Data breach and privacy concerns are top of mind for companies no matter where they operate. However, those that do business in California should take careful note of the flurry of recent California legislative activity that increases regulation and potential corporate exposure in this arena.
For example, signature collection recently began in California for a state initiative that is intended to significantly lessen the largest hurdle faced by plaintiffs in privacy actions — demonstrating harm from the disclosure of “personal information.” If the initiative passes, culpable harm will be presumed upon allegedly improper disclosure of broadly defined “personal information.” To date, numerous privacy actions have been dismissed because the plaintiffs cannot establish injury/harm. Hence, multiple commentators have predicted that this initiative could create substantial increased exposure to class action privacy lawsuits for any entity that collects and maintains personal information.
Additionally, within the last month, the California legislature has modified its privacy laws to increase consumer protections, resulting in an increase in risk for businesses operating in California:
- California Civil Code sections 1798.29 and 1798.82 were modified to expand data breach notification requirements.
- California Business and Professions Code section 22575 (California’s Online Privacy Protection Act) was amended to require additional disclosures regarding an entity’s online privacy policies.
- California’s Business and Professions Code sections 22580 through 22582 (“Privacy Rights for California Minors in the Digital World”) were enacted to among other things: (a) prohibit online service operators from targeting certain advertising to minors.

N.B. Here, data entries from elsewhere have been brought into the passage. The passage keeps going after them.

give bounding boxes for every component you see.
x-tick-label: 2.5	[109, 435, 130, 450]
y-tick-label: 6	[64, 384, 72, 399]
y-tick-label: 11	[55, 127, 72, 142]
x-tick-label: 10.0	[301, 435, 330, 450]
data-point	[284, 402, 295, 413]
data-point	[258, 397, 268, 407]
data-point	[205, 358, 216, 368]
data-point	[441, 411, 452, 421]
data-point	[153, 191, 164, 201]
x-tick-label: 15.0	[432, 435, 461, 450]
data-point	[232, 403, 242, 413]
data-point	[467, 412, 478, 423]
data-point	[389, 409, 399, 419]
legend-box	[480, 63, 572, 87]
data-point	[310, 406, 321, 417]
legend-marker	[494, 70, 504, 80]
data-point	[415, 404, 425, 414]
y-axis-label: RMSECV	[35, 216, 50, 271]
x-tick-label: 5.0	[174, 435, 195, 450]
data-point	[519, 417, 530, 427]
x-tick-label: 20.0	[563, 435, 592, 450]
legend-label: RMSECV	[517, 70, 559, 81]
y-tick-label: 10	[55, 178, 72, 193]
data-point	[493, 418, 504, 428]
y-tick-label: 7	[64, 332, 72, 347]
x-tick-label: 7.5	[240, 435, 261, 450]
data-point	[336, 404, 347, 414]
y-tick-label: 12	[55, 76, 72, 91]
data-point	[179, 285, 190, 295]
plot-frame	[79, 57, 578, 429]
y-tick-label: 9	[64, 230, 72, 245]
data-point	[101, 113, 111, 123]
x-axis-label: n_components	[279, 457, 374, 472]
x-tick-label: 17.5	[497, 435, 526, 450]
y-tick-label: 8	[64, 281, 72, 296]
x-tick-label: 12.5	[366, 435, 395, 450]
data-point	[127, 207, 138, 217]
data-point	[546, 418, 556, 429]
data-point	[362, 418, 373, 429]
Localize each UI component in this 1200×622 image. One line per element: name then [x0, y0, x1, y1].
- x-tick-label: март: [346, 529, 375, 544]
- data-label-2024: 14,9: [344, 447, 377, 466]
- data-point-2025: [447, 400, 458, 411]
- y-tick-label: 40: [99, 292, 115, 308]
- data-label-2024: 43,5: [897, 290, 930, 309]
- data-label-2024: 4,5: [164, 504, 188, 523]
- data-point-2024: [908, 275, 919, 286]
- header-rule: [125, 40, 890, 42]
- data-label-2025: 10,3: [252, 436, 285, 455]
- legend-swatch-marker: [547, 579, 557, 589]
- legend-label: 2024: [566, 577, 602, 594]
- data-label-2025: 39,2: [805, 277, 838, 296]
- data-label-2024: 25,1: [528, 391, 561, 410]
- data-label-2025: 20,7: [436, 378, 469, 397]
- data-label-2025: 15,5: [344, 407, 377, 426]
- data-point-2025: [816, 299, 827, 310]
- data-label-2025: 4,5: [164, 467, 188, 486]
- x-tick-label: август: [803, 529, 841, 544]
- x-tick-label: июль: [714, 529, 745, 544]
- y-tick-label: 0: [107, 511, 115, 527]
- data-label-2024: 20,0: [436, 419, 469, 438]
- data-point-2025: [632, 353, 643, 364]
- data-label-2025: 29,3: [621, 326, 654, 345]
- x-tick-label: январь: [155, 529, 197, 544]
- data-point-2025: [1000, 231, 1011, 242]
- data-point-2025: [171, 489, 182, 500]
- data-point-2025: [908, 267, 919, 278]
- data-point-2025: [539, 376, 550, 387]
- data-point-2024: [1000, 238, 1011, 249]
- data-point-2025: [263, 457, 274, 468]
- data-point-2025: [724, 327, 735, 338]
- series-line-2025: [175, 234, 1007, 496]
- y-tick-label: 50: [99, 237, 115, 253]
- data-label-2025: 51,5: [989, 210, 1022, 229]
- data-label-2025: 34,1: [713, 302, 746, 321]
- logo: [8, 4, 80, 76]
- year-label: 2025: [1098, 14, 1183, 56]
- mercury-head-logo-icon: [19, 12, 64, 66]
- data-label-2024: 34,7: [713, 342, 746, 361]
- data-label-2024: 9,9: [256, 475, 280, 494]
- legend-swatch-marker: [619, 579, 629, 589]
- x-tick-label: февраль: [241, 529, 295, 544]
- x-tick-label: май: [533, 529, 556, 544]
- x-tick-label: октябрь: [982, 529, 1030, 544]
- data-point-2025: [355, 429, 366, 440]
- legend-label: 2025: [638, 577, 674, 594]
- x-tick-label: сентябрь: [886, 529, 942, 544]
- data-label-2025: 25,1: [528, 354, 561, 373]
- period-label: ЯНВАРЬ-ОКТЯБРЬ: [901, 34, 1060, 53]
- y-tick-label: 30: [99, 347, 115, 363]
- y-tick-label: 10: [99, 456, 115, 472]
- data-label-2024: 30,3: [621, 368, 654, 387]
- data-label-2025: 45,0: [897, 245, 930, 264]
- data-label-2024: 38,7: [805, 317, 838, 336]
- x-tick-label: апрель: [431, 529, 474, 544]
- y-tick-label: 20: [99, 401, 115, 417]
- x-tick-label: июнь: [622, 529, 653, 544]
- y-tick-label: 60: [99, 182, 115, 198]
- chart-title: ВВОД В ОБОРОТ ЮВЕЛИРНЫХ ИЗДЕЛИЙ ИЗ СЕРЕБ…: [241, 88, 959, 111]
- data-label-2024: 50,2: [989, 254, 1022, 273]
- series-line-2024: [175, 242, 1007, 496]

This recent and ongoing California activity emphasizes that businesses in California and elsewhere must continue to be vigilant in their focus on methods to reduce their risk of exposure. Unfortunately, examples of claims and litigation resulting from alleged statutory breaches have grown and will continue to do so. For example, Yahoo was recently sued in a proposed California class action lawsuit that accused it of violating both federal law and California’s Invasion of Privacy Act. The plaintiffs allege in part that Yahoo users have “an expectation of privacy for the content of their electronic communications” and that any business practice of reading such communications is not within the “ordinary course of business” exception found in certain laws.
Insurance is an important component of a risk management plan that seeks to combat this increased exposure. As statutory regulation continues to morph, companies should — on an ongoing basis — examine their potential exposure, matched against their existing insurance portfolio, to confirm that they are adequately protected to pay for both lawyers’ fees and other amounts spent responding to statutory claims against them. For example, depending upon the type of coverage at issue, the question of coverage for alleged statutory breaches, including claimed intentional/willful breaches, can be a major area of dispute between insurers and policyholders. Some insurers include language in their commercial policies that they later argue precludes coverage when the policyholder is alleged not to have complied with a particular statute. Insurers also often argue against coverage for statutory damages.
However, such arguments could all but gut critical insurance protection. Thus, in the first instance, companies should review their existing policies now to assess the extent of coverage for this increased risk. For example, does a company's policy contain exclusions that purport to preclude coverage for some measure of statutory exposure? How specific or broad is the language of any such exclusion(s)? What about coverage for statutory “fines” or “penalties”? And does the policy language track the evolving case law? In fact, insurers often seek to include exclusions for statutory fines/penalties/damages, even though the courts are increasingly finding in favor of coverage for such exposure.
Depending upon the breadth of the coverage or exclusions in current policies, at renewal, policyholders should negotiate for language or purchase specialized policies that most effectively match their risk profile, based upon evolving regulation in the states and countries where they do business. Coverage counsel can help accomplish this goal by discussing in a privileged setting the extent to which the existing or offered policy language is adequate and how it can be modified to increase insurance protection.
And, finally, if a company is sued for an alleged privacy statute violation and its insurer cites to a “statutory” exclusion in to deny coverage, the company should scrutinize its policy language for holes in the insurer’s position. For example, last week, Judge Fees in the Central District of California rejected Hartford’s argument against coverage for two California Confidentiality of Medical Information Act actions regarding alleged disclosures of patient medical information. Hartford pointed to exclusion for injury “arising out of the violation of rights created by state or federal acts.” The court found that the exclusion did not apply in part because medical record privacy rights existed under common law long before California enacted statutory protections.
As the states continue to regulate in the privacy arena, and companies continue to focus on an overall program to address risks of claimed privacy breaches, they should include a careful consideration of insurance as an important part of any such program.